Stephanie shares with us her expectations of becoming a Teaching Assistant and how this role has changed her perspective on learning.
Being fairly new the to the teaching assistant game, I really had no idea what to expect out of working in schools. All I knew was that I felt drawn to it and wanted to be of service to the community.
My first assignment for a reception class left me feeling a mixture of excitement and apprehension. What was I getting myself into? What if all the children were just too much and I wouldn’t be able to handle it?
Just give it a go, I told myself, just see what happens, keep an open mind.
So I went into my first class with a sense of anticipation, a glimmer of fear, and a determination to take things in my stride.
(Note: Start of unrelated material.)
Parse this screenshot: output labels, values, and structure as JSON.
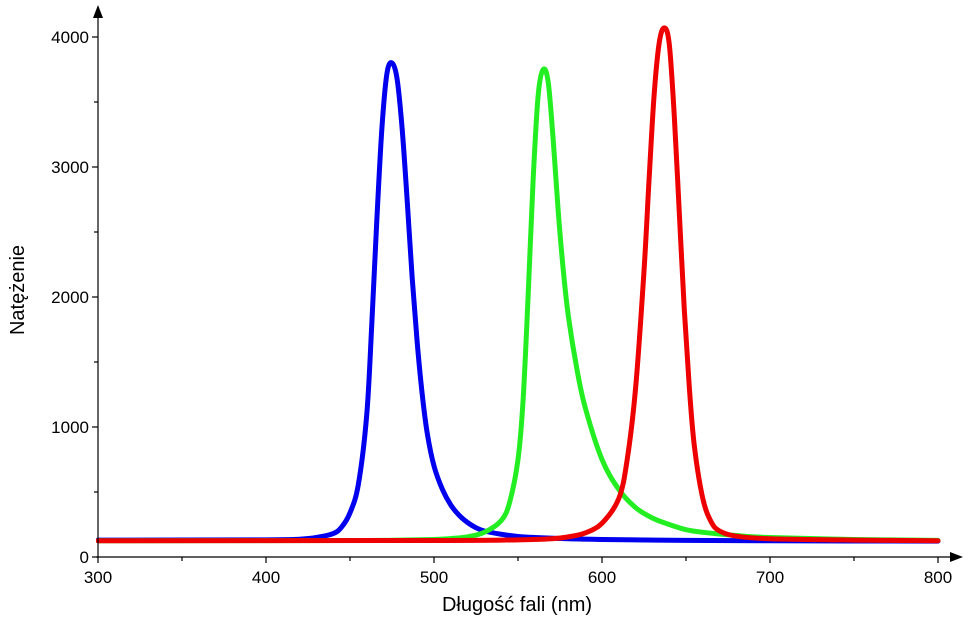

For context, my previous experience had been with much older children so being around so many little ones was entirely new territory. My only frame of reference was that my niece is also reception age.
Mentally I had set the bar low, expect the worst and everything else will be a bonus, I told myself. I think this strategy was actually quite helpful as my first day was one of the most rewarding experiences I had had in a long time.
My expectations of working in schools had been a little vague. I hoped that it would be the rewarding experience that others talked of and that I would be able to handle anything that came up. I was concerned about my own ability to manage behaviour and communicate with children so young.
However I was completely delighted to discover I enjoyed it as much as I did. The children, despite being prewarned that they were a challenging class, were wonderful to be around. I found that I laughed more than in any other job I’ve had previously, and that their progress made me feel proud of them and that was a lovely feeling.
I have been working with a same school for a few weeks now and with each passing week I become more and more familiar with them all as I assist in helping them develop to the next stage, supporting the class in whatever needs to be done.
But the major game changer for me and the thing that has shifted my perspective on what’s really important in learning and life has come from interacting with these amazingly funny and talented young children. Through witnessing their achievements and their victories, I have realised that there is always potential to learn, no matter the circumstances or what stage we are at in our lives.
We can always strive to do and be more. Learning is a lifelong passion and working with others is a life skill that is forever tested and honed, in school and in the adult world.
Mostly I am grateful that I have been given the opportunity to assist and offer service to perhaps the most noble cause of all, shaping the next generation. Simply by being part of the system that moulds the minds of tomorrow, I have been given the opportunity to expand my own experiences and develop myself as a person by helping other people develop also.